Dakika 6, Caner’le
Fenerbahçe’nin golü geldi. Fener, ilk yarıda golü attı sonra oyunu kendi yarı alanında kabullendi.
Kayserispor pozisyon olarak Fenerbahçe’den çok fazla daha yaratıcı ama son gol vuruşlarında beceriksizdi.
Kayserili Amrabat ne kadar güzel adam geçiyorsa bir o kadar da pas hatalarıyla oynuyor. Fenerbahçe
takım olarak play-off yorgunu. Orhan, savunmasında zayıf hücum anlamında hiç yoktu. Orhan’ın performansında bu kadar düşük görünüyor olması, Özer’in kendisine
yardım edecek hiçbir pozisyonda bulunmamasından dolayı kaynaklanıyordu.
Fenerbahçe Bienvenu’yu ileriye tek başına atmış, yalnızlığa mahkum etmişti. Bir gol atıp, bu kadar kısır döngü içindeki hücum anlayışını Fenerbahçe’ye yakıştıramadım.

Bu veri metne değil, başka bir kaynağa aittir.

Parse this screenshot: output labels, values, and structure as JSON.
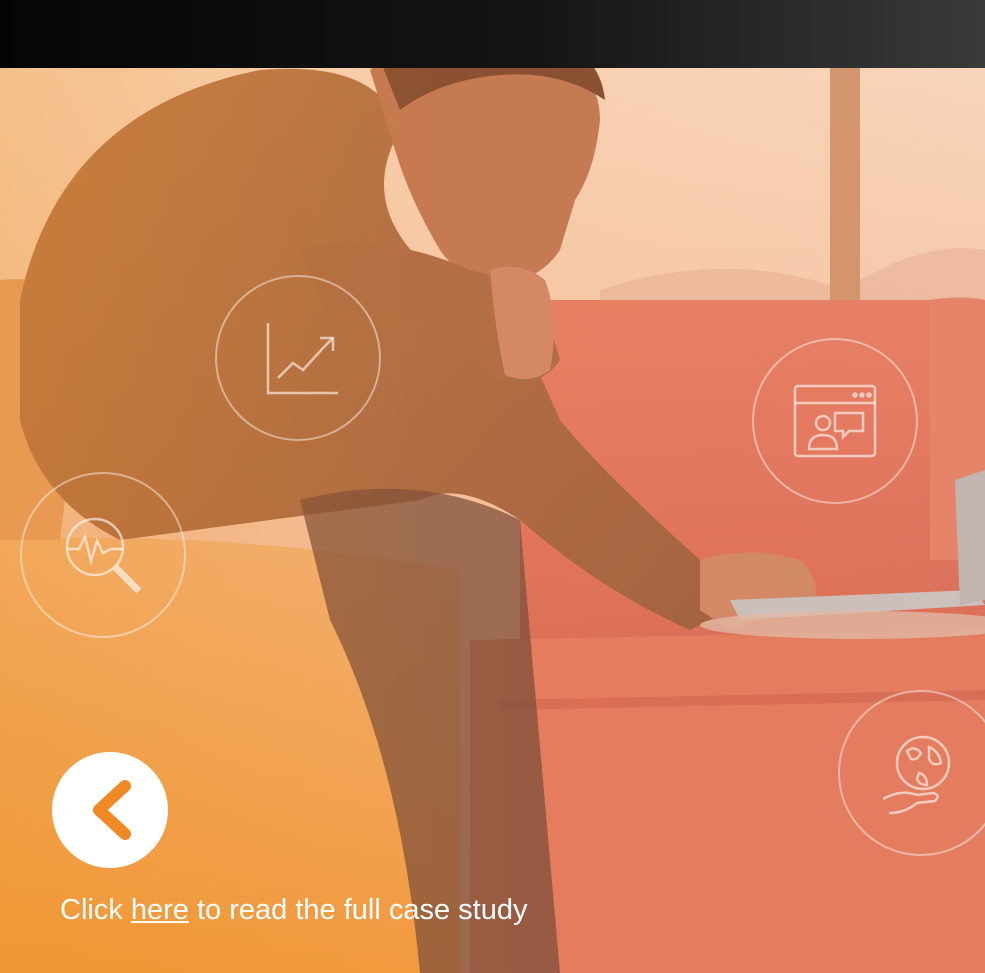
{
  "colors": {
    "accent_orange": "#f08a24",
    "top_bar": "#0d0d0d",
    "cta_text": "#ffffff",
    "chevron": "#f08a24"
  },
  "icons": {
    "growth_chart": "growth-chart-icon",
    "video_chat": "video-chat-icon",
    "health_search": "health-search-icon",
    "globe_in_hand": "globe-hand-icon",
    "back": "chevron-left-icon"
  },
  "cta": {
    "prefix": "Click ",
    "link_text": "here",
    "suffix": " to read the full case study"
  }
}
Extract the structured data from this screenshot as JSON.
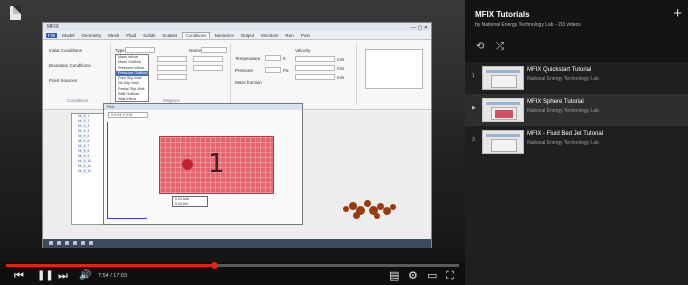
{
  "player": {
    "time_display": "7:54 / 17:03",
    "progress": 0.46,
    "controls": {
      "prev": "⏮",
      "pause": "❚❚",
      "next": "⏭",
      "volume": "🔊",
      "captions": "▤",
      "settings": "⚙",
      "theater": "▭",
      "fullscreen": "⛶"
    },
    "accent_color": "#e62117"
  },
  "video_content": {
    "app_tabs": [
      "File",
      "Model",
      "Geometry",
      "Mesh",
      "Fluid",
      "Solids",
      "Scalars",
      "Conditions",
      "Numerics",
      "Output",
      "Monitors",
      "Run",
      "Post"
    ],
    "active_tab": "Conditions",
    "ribbon": {
      "initial_conditions": "Initial Conditions",
      "boundary_conditions": "Boundary Conditions",
      "point_sources": "Point Sources",
      "conditions_group": "Conditions",
      "type_label": "Type",
      "name_label": "Name",
      "regions_label": "Regions",
      "temperature": "Temperature",
      "pressure": "Pressure",
      "velocity": "Velocity",
      "mass_fraction": "Mass fraction",
      "units_ms": "m/s",
      "units_k": "K",
      "units_pa": "Pa"
    },
    "dropdown_options": [
      "Mass Inflow",
      "Mass Outflow",
      "Pressure Inflow",
      "Pressure Outflow",
      "Free Slip Wall",
      "No Slip Wall",
      "Partial Slip Wall",
      "Wall Outflow",
      "Wall Inflow"
    ],
    "dropdown_selected": "Pressure Outflow",
    "plot_window_title": "Plot",
    "plot_toolbar": "X 0.24 Y 0.01",
    "marker_label": "1",
    "popup_lines": [
      "0.04 Add",
      "0.05 Del"
    ],
    "tree_items": [
      "Nr_fl_1",
      "Nr_fl_2",
      "Nr_fl_3",
      "Nr_fl_4",
      "Nr_fl_5",
      "Nr_fl_6",
      "Nr_fl_7",
      "Nr_fl_8",
      "Nr_fl_9",
      "Nr_fl_10",
      "Nr_fl_11",
      "Nr_fl_12"
    ]
  },
  "playlist": {
    "title": "MFIX Tutorials",
    "subtitle": "by National Energy Technology Lab - 2/3 videos",
    "add_icon": "+",
    "loop_icon": "⟲",
    "shuffle_icon": "⤮",
    "items": [
      {
        "index": "1",
        "name": "MFIX Quickstart Tutorial",
        "author": "National Energy Technology Lab",
        "active": false
      },
      {
        "index": "▶",
        "name": "MFIX Sphere Tutorial",
        "author": "National Energy Technology Lab",
        "active": true
      },
      {
        "index": "3",
        "name": "MFIX - Fluid Bed Jet Tutorial",
        "author": "National Energy Technology Lab",
        "active": false
      }
    ]
  }
}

Maçın çok önemli kırılma noktalarını belirtmek gerekirse, Yobo’nun yüzde yüzlük bir pozisyonda ceza sahasında engellenmesini ayrıca Kuddusi Müftüoğlu’nun
penaltı kararlarında çaresiz görüntü vermesi. Olayları biraz açmak gerekirse, Orhan Şam’ın eline çarpan top penaltı değil ama Bilica’nın topu elle oynaması bana göre penaltıydı. Yobo’nun Amrabat’a yaptığı hareket de bence penaltıydı. Ama Müftüoğlu penaltı düdüğü çalacak cesareti gösteremedi. Fenerbahçe’nin herşeyi, kaptanı, oyun kurucusu, asistçisi ve de golcüsü
Alex dün sahada yoktu.. Ama ben burada Alex’i niye yok diye suçlamıyorum.. Bence Brezilyalı yoruldu.
Zaten hafta içinde Aykut
Kocaman’a da bu maçta dinlenmeyi ya da yarım devre oynamayı önermiş. Ama Kocaman Alex’i onbirde başlattı ve 78’de oyundan almak zorunda kaldı.
Diğer rakiplerine göre belki Fenerbahçe’nin çok geniş bir kadrosu yok.
Niang,
Santos ve
Lugano gidince kulübesi de zayıfladı.. Ama yine de Kocaman bu yoğun maç trafiğinde önemli starları için de rotasyon yapmalı. Aksi takdirde Alex her maçta takımı sırtlayan olamaz.
Kısacası Fenerbahçe, Kayserispor karşısında attığı bir golle 3 puanı alıp, yorgun savaşçıların oyunu karşılığındaki başarıyı yinelemekten başka herhangi bir görüntü sergilediğini söyleyemem.